Between concentrated anti-trans legislation nationwide and the Orlando shooting last month, 2016 has been a difficult year for LGBTQ people. You don't even have to identify as LGBTQ yourself to recognize the issues facing the community today. So when straight people stick up for their LGBTQ friends and family — well, that's enough to make even a Grinch like myself smile. That being said, in my experience as someone who identifies as bisexual, I've found that there are certain rules for cisgender, straight people to know before they start fighting for LGBTQ rights — or rather, some guidelines to consider before you wind up in the middle of a very long, awkward silence because you didn't realize trans people can also be gay.
Although the sheer variety of terms and labels used today can be daunting, supporting LGBTQ people isn't necessarily about memorizing the definitions of each and every identity; there's no pop quiz you have to pass before you can call yourself an ally. Rather, it's more about giving LGBTQ people the space to speak for themselves. For instance, most allies will automatically cringe at the thought of Heterosexual Pride Day — not because straight people aren't great, but because it cheapens the history of LGBTQ Pride and the issues still facing the community today. Besides, complaining about how there's no Hetereosexual Pride Day makes people sound super whiny. (Spoiler: There actually is a Heterosexual Pride Day. Generally, we just call it "history" — which is exactly why LGBTQ Pride celebrations are needed.)
All jokes aside, there are certain things for cisgender, straight people to keep in mind when they're fighting for LGBTQ rights. Let's look at seven below.
1. Learn About The Community
Step number one to fighting for LGBTQ rights is knowing what being LGBTQ entails – the terms, the history, and the issues facing the community today. Although no single list can encompass all the terms used to describe sexuality and gender identity, the Human Rights Campaign has an extensive list; that's a good place to start (and don't be afraid to ask people you know in real life, too). Additionally, LGBTQ history extends back thousands of years, but here are a couple of major events and issues worth knowing about to get you started: The pink triangles used to mark homosexual men in Nazi Germany, the Stonewall Riots, modern LGBTQ homelessness, and the state of mental health in the LGBTQ community today.
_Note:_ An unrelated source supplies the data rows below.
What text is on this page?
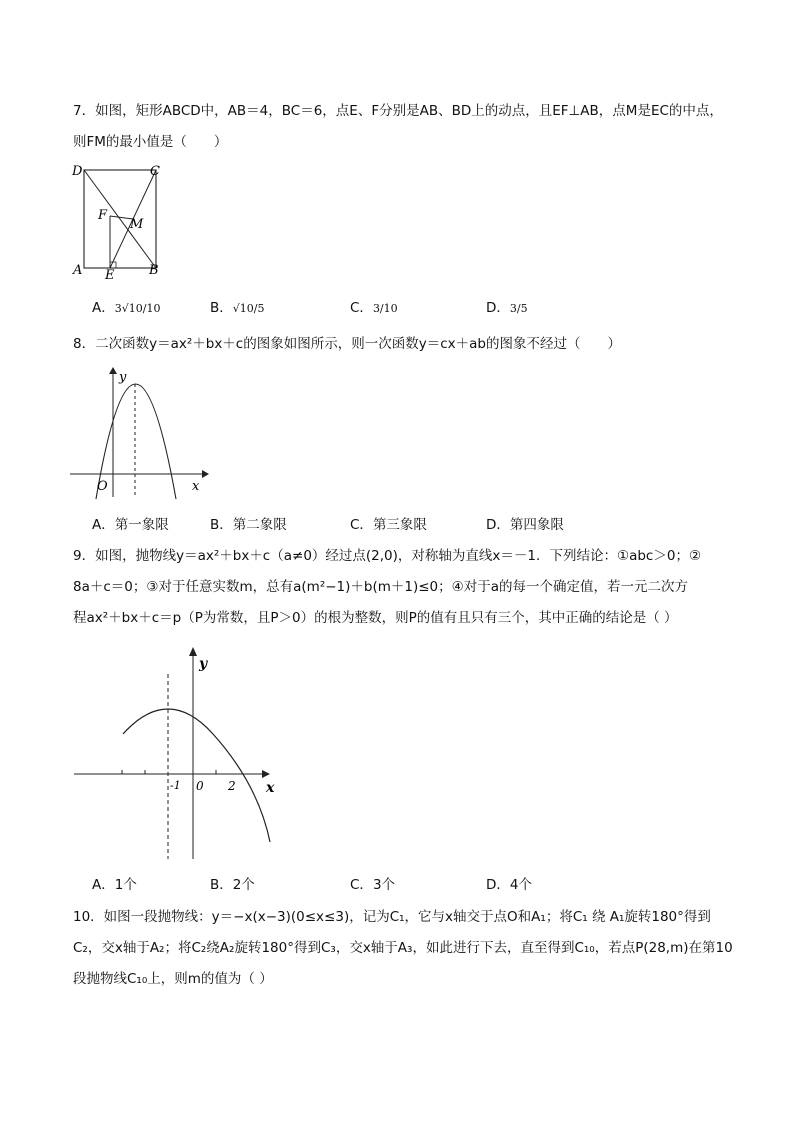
7．如图，矩形ABCD中，AB＝4，BC＝6，点E、F分别是AB、BD上的动点，且EF⊥AB，点M是EC的中点，
则FM的最小值是（　　）
D	C
F
M
A E	B
A．3√10/10	B．√10/5	C．3/10	D．3/5
8．二次函数y＝ax²＋bx＋c的图象如图所示，则一次函数y＝cx＋ab的图象不经过（　　）
y
x
O
A．第一象限	B．第二象限	C．第三象限	D．第四象限
9．如图，抛物线y＝ax²＋bx＋c（a≠0）经过点(2,0)，对称轴为直线x＝－1．下列结论：①abc＞0；②
8a＋c＝0；③对于任意实数m，总有a(m²−1)＋b(m＋1)≤0；④对于a的每一个确定值，若一元二次方
程ax²＋bx＋c＝p（P为常数，且P＞0）的根为整数，则P的值有且只有三个，其中正确的结论是（ ）
y
x
-1 0 2
A．1个	B．2个	C．3个	D．4个
10．如图一段抛物线：y＝−x(x−3)(0≤x≤3)，记为C₁，它与x轴交于点O和A₁；将C₁ 绕 A₁旋转180°得到
C₂，交x轴于A₂；将C₂绕A₂旋转180°得到C₃，交x轴于A₃，如此进行下去，直至得到C₁₀，若点P(28,m)在第10
段抛物线C₁₀上，则m的值为（ ）
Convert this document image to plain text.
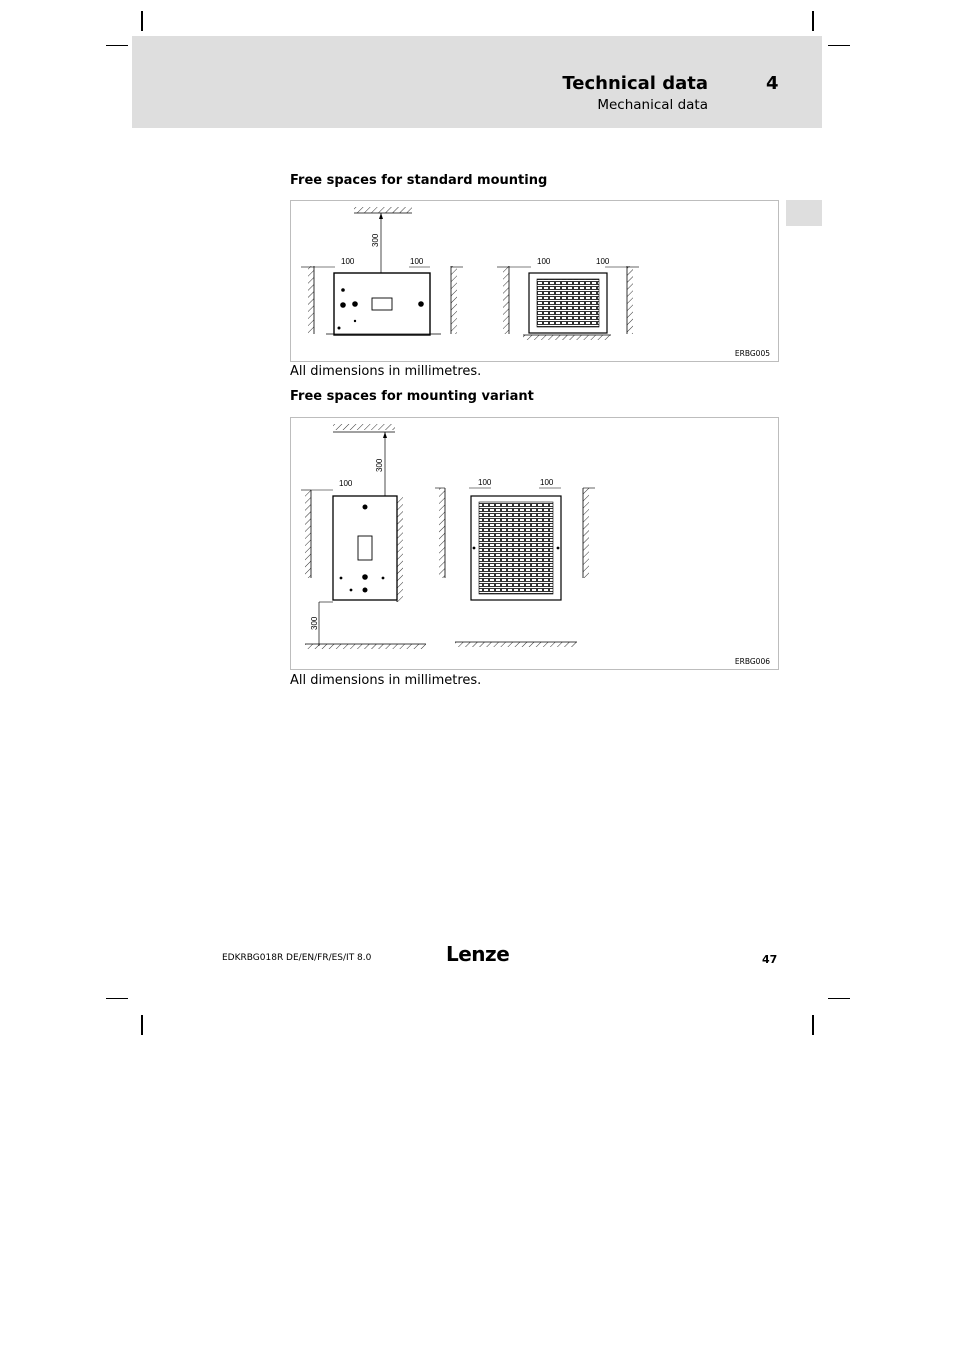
Technical data	4
Mechanical data
Free spaces for standard mounting
300
100	100	100	100
ERBG005
All dimensions in millimetres.
Free spaces for mounting variant
300
100
300
100	100
ERBG006
All dimensions in millimetres.
EDKRBG018R DE/EN/FR/ES/IT 8.0	Lenze	47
Again, you don’t need to have a doctorate in sexuality studies to lend your support, but you should make an effort to learn about the community, especially as it stands today. At the very least, it’ll keep you from sticking your foot in your mouth, and it can inform where your help is most needed.
2. Don’t Make It About You
This just in: LGBTQ rights are about… LGBTQ rights. Who knew, right? It’s not that there isn’t room for cis, straight people in the fight for LGBTQ rights — allies are instrumental in spreading acceptance, and on a more personal level, there’s nothing more lovely than seeing people defend a community just because it’s the right thing to do. However, straight, cis people simply don’t face the cultural and systemic oppression that LGBTQ people do. It might be tempting to interject with your own experiences or try to speak for your LGBTQ friends, but quell the urge and let LGBTQ people speak for themselves.
3. Put Your Ears To Work
Once you’ve stepped back, make sure to actually listen to what LGBTQ people are saying. Cisgender, straight people are afforded advantages they might not even realize, so don’t discount something just because you haven’t experienced it.
4. Don’t Get Defensive
In that vein, you’re going to hear some spectacularly awful things that have been said or done to LGBTQ people. Follow the ever–important Rule Number Two up there and don’t make it about yourself by asserting your own progressiveness. You’re already doing something to help the LGBTQ community simply by listening.
5. Respect People’s Pronouns
If someone tells you to use certain pronouns, use them. It’s not hard. If you’re in doubt about how to refer to someone, just ask them — it’s not as awkward as you might anticipate. And if you slip up, apologize, correct yourself, move on, and ideally don't make the same mistake again.
6. Don’t Go Hunting For A Threesome
Please, for the love of all that is glittery and rainbow in the world, stop proposing unwanted threesomes to bisexual people. If it’s going to happen, they’ll probably come to you.
7. Chill Out A Little
Finally, keep in mind that everyone makes mistakes. If you slip up and use the wrong pronouns, or you find yourself trying to direct a conversation about LGBTQ issues, it’s not the end of the world. The important part is to chill out a little and do your best.